Among the big-ticket projects that the agency is looking at approvals is China’s Panhua Integrated Steel Group which will invest US D3.5 billion in building a steel mill plant in Misamis Oriental in Mindanao with an annual production capacity of 10 million metric tons for the domestic supply of steel slabs, galvanized steel, and other required steel to support the government’s Infrastructure program. Also, Canada’s NorthStar Foods Inc is in search of locations for cacao, avocado, mango, strawberry, and raspberry plantations but not much detail has been disclosed yet.
The drop in investments is attributed to the prolonged enactment of the Corporate Income Tax and Incentives Rationalization Act (CITIRA) Bill, pending for Senate deliberations, that has created uncertainty consequently stalled location and expansion prospects on the investors’ side. The CITIRA Bill, once passed, will reduce Corporate Income Tax (CIT) to 20% from 30% over 10 years and rationalize redundant incentives granted to locators in economic zones.
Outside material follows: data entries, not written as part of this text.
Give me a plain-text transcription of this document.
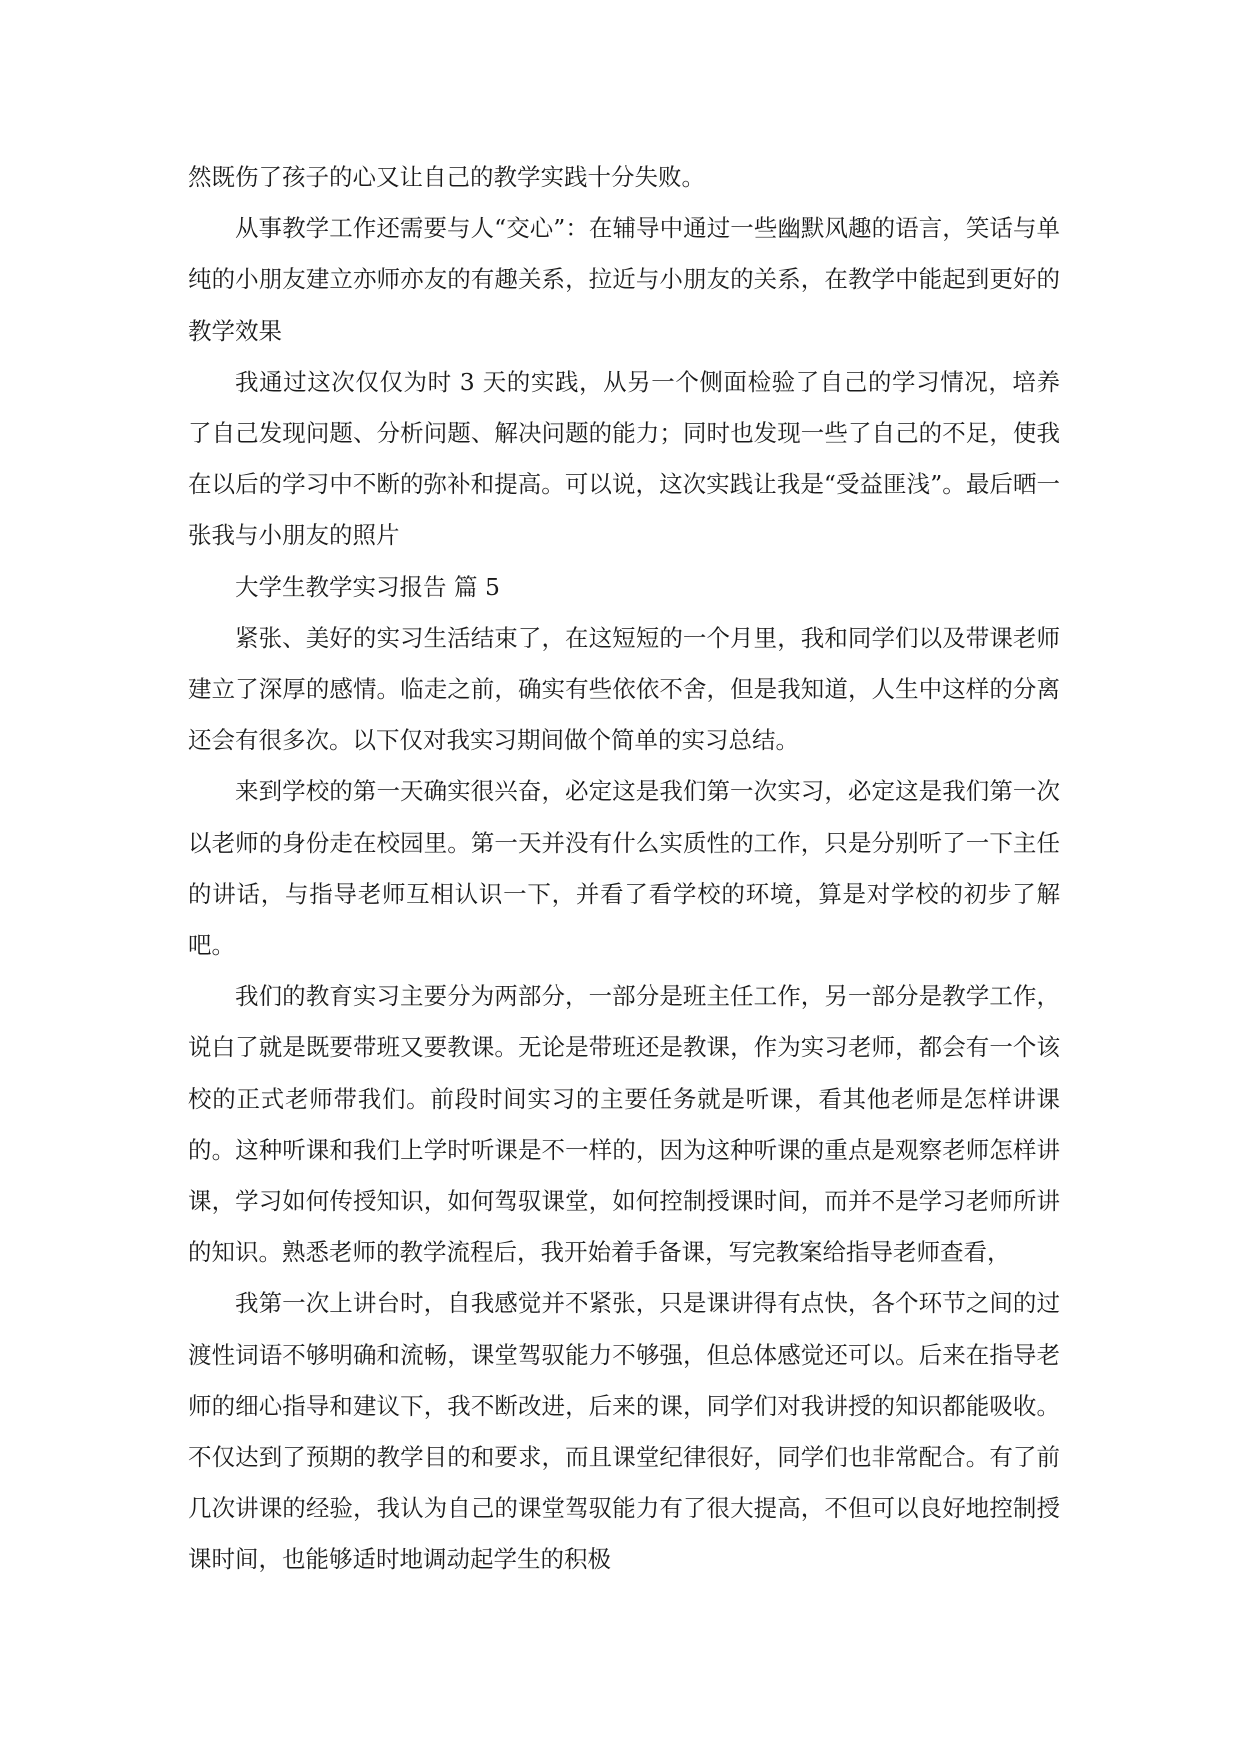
然既伤了孩子的心又让自己的教学实践十分失败。

从事教学工作还需要与人“交心”：在辅导中通过一些幽默风趣的语言，笑话与单纯的小朋友建立亦师亦友的有趣关系，拉近与小朋友的关系，在教学中能起到更好的教学效果

我通过这次仅仅为时 3 天的实践，从另一个侧面检验了自己的学习情况，培养了自己发现问题、分析问题、解决问题的能力；同时也发现一些了自己的不足，使我在以后的学习中不断的弥补和提高。可以说，这次实践让我是“受益匪浅”。最后晒一张我与小朋友的照片

大学生教学实习报告 篇 5

紧张、美好的实习生活结束了，在这短短的一个月里，我和同学们以及带课老师建立了深厚的感情。临走之前，确实有些依依不舍，但是我知道，人生中这样的分离还会有很多次。以下仅对我实习期间做个简单的实习总结。

来到学校的第一天确实很兴奋，必定这是我们第一次实习，必定这是我们第一次以老师的身份走在校园里。第一天并没有什么实质性的工作，只是分别听了一下主任的讲话，与指导老师互相认识一下，并看了看学校的环境，算是对学校的初步了解吧。

我们的教育实习主要分为两部分，一部分是班主任工作，另一部分是教学工作，说白了就是既要带班又要教课。无论是带班还是教课，作为实习老师，都会有一个该校的正式老师带我们。前段时间实习的主要任务就是听课，看其他老师是怎样讲课的。这种听课和我们上学时听课是不一样的，因为这种听课的重点是观察老师怎样讲课，学习如何传授知识，如何驾驭课堂，如何控制授课时间，而并不是学习老师所讲的知识。熟悉老师的教学流程后，我开始着手备课，写完教案给指导老师查看，

我第一次上讲台时，自我感觉并不紧张，只是课讲得有点快，各个环节之间的过渡性词语不够明确和流畅，课堂驾驭能力不够强，但总体感觉还可以。后来在指导老师的细心指导和建议下，我不断改进，后来的课，同学们对我讲授的知识都能吸收。不仅达到了预期的教学目的和要求，而且课堂纪律很好，同学们也非常配合。有了前几次讲课的经验，我认为自己的课堂驾驭能力有了很大提高，不但可以良好地控制授课时间，也能够适时地调动起学生的积极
The Department of Finance (DOF) hopes that CITIRA will be passed in March 2020.
PEZA – attached to the Department of Trade and Industry – is the Philippine government agency tasked to promote investments, extend assistance, register, grant incentives to and facilitate the business operations of investors in export-oriented Manufacturing and service facilities inside selected areas throughout the country proclaimed by the President of the Philippines as PEZA Special Economic Zones.